Attribute-based provider registration. New
#[AsLlmProvider(priority: N)] attribute. Providers bearing
the attribute are automatically tagged and made public by
ProviderCompilerPass at container compile time; no
services.yaml edit required. Legacy yaml tagging still works
for third-party providers and takes precedence when both
mechanisms are present. See ADR-022: Attribute-Based Provider Registration and
Registering a provider.
Per-capability BE group permissions. Every
ModelCapability enum value is now a native TYPO3
customPermOptions entry under the nrllm namespace. BE
group editors see a checkbox per capability (chat, completion,
embeddings, vision, streaming, tools, json_mode, audio). New
CapabilityPermissionService resolves checks against the
current BE user with admin short-circuit and CLI / frontend
bypass. See ADR-023: Native Backend Capability Permissions and BE group permission checks.
Dashboard widgets. Two TYPO3 dashboard widgets sourced from
tx_nrllm_service_usage: AI cost this month
(NumberWithIconWidget) and AI requests by provider (7d)
(BarChartWidget). Loaded conditionally from
Configuration/Services.php only when
typo3/cms-dashboard
is installed. See ADR-024: Dashboard Widgets.
Per-user AI budgets. New tx_nrllm_user_budget table
with six independent ceilings (requests / tokens / cost Γ daily /
monthly). New BudgetService::check() aggregates usage on
demand from tx_nrllm_service_usage β one DB roundtrip for
both windows via conditional SUM(). Orthogonal to the
existing per-configuration daily limits: both checks must pass.
See ADR-025: Per-User AI Budgets and Per-user AI budgets.
Changed
CI: mutation testing runs only on push, merge_group and
schedule events. PR CI gets the fuzz suite + unit / functional
/ PHPStan / rector / code style; the 15 min mutation job is
deferred because its per-PR signal is hard for authors to action
locally.
CI: .semgrepignore added to exclude Tests/,
Build/Scripts/ and vendor directories from Opengrep SAST.
Previously failing on legitimate unlink() fixture cleanup.
CI: fuzz workflow now invoked with
fuzz-testsuite: fuzzy matching the phpunit.xml suite name.

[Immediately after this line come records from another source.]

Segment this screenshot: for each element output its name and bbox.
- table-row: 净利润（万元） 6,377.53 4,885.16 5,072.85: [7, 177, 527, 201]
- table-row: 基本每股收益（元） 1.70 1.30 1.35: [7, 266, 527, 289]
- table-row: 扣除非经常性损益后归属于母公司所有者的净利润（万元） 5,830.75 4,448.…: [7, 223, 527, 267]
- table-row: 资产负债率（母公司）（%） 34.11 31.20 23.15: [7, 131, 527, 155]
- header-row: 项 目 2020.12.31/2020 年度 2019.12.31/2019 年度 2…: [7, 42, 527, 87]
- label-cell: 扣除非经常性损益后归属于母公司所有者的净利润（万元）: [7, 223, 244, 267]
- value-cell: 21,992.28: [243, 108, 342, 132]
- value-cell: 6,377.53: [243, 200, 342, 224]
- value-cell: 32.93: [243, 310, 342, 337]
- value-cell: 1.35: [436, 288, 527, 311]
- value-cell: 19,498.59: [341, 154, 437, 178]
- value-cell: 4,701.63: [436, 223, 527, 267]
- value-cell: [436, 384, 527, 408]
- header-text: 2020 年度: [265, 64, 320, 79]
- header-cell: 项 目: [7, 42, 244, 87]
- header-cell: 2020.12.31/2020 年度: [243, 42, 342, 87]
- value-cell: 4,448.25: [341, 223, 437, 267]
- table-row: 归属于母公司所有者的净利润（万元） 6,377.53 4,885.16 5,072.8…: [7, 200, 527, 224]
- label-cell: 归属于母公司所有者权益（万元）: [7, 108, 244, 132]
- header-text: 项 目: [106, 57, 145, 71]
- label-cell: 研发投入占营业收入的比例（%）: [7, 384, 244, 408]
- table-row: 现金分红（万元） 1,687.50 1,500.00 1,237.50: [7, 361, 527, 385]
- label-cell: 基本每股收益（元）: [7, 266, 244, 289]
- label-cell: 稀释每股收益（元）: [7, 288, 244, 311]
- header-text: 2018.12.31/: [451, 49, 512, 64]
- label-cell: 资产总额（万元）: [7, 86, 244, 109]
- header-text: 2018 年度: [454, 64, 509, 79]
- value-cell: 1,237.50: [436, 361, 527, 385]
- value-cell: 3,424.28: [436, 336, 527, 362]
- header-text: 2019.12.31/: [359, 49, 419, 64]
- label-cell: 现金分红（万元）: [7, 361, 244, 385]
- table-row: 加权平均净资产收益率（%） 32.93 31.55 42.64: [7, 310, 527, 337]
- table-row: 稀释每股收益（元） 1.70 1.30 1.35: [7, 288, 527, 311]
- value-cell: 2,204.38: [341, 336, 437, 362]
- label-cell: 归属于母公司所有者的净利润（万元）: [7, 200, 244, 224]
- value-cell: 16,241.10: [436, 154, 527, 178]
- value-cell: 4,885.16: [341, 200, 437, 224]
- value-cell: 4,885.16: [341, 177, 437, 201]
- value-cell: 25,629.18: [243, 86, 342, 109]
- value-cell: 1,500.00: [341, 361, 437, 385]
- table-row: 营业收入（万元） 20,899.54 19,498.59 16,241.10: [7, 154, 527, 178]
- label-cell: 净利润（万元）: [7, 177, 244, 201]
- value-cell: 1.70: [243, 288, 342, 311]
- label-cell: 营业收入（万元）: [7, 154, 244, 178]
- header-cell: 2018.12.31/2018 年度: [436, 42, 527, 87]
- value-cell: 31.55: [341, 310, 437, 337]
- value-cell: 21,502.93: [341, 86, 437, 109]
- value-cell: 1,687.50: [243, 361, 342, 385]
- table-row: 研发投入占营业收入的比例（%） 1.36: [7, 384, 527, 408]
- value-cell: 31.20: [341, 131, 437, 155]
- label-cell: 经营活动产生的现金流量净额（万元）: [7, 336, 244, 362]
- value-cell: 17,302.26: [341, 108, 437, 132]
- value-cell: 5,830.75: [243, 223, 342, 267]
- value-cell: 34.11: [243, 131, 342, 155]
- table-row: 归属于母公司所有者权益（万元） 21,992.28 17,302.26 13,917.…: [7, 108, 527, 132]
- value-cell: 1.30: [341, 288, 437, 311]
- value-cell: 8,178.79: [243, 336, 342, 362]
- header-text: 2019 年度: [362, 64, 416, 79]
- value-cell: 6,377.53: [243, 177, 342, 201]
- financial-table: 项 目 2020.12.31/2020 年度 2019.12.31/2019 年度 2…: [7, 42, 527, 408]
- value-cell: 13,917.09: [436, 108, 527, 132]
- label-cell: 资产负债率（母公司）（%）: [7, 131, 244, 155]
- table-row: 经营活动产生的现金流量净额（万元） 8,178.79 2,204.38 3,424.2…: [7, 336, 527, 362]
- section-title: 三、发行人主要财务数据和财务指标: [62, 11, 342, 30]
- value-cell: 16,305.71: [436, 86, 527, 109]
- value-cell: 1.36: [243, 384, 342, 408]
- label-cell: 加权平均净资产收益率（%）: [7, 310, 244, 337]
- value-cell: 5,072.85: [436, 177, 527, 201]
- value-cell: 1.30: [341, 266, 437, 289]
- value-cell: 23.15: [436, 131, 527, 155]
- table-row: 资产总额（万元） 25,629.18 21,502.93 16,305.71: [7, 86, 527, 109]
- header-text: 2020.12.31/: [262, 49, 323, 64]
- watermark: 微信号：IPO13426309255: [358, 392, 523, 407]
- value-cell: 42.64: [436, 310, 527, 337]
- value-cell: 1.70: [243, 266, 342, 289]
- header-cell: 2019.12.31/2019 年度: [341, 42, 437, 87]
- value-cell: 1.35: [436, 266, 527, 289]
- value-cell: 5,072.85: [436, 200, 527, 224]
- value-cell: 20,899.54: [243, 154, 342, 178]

Version 0.6.0 (2026-03-24)
Added
DocumentCapableInterface: providers can now advertise
PDF/document support; ChatCapabilitiesInterface exposes
this via getProviderCapabilities().
Multimodal content arrays in chatCompletion: pass images,
PDFs, and text blocks as structured content arrays alongside
regular string messages.
Tool message conversion: tool_result blocks are now mapped
correctly when assembling provider payloads.
Changed
Migrated CI infrastructure to netresearch/typo3-ci-workflows
shared workflows (PHP tests, docs, E2E).
Replaced GrumPHP with CaptainHook for pre-commit hooks.
Fixed
PHPStan baseline regenerated; ignoreErrors patterns
broadened for deprecation and array function rules to handle
phpstan-typo3 v2/v3 parameter name differences.